The Trump campaign’s interactions with Russian intelligence services during the 2016 presidential election posed a “grave” counterintelligence threat, a Senate panel concluded Tuesday as it detailed how associates of Donald Trump had regular contact with Russians and expected to benefit from the Kremlin’s help.

The nearly 1,000-page report, the fifth and final one from the Republican-led Senate intelligence committee on the Russia investigation, details how Russia launched an aggressive effort to interfere in the election on Trump’s behalf.
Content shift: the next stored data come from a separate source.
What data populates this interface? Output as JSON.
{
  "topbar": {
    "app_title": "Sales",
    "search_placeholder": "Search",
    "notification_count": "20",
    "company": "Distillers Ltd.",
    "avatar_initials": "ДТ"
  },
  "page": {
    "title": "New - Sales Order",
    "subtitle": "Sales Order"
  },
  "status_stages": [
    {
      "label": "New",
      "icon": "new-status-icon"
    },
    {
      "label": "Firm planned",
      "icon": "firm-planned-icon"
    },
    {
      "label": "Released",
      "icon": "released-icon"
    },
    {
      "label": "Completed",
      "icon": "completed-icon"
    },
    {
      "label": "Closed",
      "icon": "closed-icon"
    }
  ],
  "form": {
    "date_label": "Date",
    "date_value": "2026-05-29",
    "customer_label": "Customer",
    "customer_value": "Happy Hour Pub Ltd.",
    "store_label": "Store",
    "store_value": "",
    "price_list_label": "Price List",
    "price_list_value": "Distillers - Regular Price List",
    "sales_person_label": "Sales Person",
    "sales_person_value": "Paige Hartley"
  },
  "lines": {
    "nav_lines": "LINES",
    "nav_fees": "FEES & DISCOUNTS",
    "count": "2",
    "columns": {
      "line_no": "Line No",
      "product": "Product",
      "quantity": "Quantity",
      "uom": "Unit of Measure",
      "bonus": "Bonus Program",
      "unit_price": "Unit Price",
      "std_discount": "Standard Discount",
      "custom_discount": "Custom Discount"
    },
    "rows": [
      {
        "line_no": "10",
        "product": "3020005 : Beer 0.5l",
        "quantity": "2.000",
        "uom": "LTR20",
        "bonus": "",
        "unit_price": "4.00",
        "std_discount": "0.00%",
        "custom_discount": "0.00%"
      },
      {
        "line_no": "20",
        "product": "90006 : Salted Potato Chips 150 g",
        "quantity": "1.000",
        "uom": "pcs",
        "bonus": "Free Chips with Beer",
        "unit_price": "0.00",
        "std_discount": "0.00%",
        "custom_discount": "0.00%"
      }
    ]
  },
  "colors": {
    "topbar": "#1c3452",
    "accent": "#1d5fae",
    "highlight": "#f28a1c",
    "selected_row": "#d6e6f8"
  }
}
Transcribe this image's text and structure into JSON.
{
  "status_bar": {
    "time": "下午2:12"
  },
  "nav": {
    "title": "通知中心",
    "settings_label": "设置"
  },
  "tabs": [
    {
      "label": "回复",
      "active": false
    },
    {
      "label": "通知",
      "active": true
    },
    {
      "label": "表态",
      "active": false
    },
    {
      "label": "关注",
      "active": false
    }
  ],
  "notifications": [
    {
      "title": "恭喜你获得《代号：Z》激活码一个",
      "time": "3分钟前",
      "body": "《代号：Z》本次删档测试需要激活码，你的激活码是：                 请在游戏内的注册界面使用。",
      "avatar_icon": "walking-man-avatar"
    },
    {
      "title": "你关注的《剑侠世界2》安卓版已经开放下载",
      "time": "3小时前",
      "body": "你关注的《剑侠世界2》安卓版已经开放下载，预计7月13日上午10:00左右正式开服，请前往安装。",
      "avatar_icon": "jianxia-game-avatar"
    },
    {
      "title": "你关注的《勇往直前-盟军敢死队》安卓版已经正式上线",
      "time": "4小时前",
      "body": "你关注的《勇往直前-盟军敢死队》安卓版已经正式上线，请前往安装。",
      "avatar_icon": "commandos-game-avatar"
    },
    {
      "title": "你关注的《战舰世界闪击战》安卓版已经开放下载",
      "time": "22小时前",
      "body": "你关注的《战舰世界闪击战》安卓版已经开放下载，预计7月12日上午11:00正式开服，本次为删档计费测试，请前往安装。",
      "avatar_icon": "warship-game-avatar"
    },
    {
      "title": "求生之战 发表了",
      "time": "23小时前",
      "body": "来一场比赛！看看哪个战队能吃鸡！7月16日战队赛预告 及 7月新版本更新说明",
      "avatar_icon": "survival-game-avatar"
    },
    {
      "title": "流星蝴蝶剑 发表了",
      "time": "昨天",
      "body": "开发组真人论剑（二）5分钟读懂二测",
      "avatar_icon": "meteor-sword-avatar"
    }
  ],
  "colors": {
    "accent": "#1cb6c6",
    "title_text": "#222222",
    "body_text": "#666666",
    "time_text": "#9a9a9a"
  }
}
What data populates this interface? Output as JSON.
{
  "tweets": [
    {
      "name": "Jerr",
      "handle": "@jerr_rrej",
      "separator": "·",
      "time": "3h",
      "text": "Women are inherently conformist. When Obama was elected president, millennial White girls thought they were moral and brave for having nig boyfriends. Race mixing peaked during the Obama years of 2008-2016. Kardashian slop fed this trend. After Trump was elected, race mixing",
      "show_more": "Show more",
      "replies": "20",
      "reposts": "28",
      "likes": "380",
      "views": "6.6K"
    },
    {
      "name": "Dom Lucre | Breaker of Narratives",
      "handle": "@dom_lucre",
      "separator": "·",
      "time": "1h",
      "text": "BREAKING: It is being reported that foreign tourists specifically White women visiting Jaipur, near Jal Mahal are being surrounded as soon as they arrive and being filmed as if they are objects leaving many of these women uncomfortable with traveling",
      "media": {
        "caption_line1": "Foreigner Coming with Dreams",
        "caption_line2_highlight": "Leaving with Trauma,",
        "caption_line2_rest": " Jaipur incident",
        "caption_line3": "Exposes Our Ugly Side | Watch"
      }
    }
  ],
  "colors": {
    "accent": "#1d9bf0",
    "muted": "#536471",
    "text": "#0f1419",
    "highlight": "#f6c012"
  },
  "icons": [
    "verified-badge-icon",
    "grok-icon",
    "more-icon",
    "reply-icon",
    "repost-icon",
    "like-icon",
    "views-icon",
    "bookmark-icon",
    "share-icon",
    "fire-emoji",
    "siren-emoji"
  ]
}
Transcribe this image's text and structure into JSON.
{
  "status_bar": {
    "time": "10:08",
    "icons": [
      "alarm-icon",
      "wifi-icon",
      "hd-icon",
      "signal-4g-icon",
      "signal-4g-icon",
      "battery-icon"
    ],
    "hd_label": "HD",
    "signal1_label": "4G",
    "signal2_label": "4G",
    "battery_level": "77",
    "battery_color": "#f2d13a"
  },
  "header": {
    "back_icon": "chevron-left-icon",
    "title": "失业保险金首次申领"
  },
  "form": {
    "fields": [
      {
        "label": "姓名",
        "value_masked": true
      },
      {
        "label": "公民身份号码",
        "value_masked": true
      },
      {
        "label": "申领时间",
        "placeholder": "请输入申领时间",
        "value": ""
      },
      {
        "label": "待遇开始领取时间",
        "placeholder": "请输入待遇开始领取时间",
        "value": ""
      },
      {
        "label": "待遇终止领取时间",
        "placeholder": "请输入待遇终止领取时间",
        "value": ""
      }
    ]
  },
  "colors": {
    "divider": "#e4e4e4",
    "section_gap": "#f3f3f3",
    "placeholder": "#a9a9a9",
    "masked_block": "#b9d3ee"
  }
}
It says the Trump campaign chairman had regular contact with a Russian intelligence officer and that other Trump associates were eager to exploit the Kremlin’s aid, particularly by maximizing the impact of the disclosure of Democratic emails hacked by Russian intelligence officers.

The report is the culmination of a bipartisan probe that produced what the committee called “the most comprehensive description to date of Russia’s activities and the threat they posed.” The investigation spanned more than three years as the panel’s leaders said they wanted to thoroughly document the unprecedented attack on U.S. elections.

There were some pretty alarming claims made at the conclusion of the bipartisan probe.

Among the more striking sections of the report is the committee’s description of the close, professional relationship between former Trump campaign chairman Paul Manafort and Konstantin Kilimnik, whom the committee describes as a Russian intelligence officer.

“Taken as a whole, Manafort’s high-level access and willingness to share information with individuals closely affiliated with the Russian intelligence services, particularly Kilimnik, represented a grave counterintelligence threat,” the report says.

The report notes how Manafort shared internal Trump campaign polling data with Kilimnik and says there is “some evidence” Kilimnik may have been connected to Russia’s effort to hack and leak Democratic emails, though that information is redacted. The report also says “two pieces of information” raise the possibility of Manafort’s potential connection to those operations, but what follows is again blacked out.

This certainly appears to fly in the face of previous GOP talking points, and leads us to wonder if the Republican Party’s long-held defense of Donald Trump in these matters will hold up to these latest conclusions.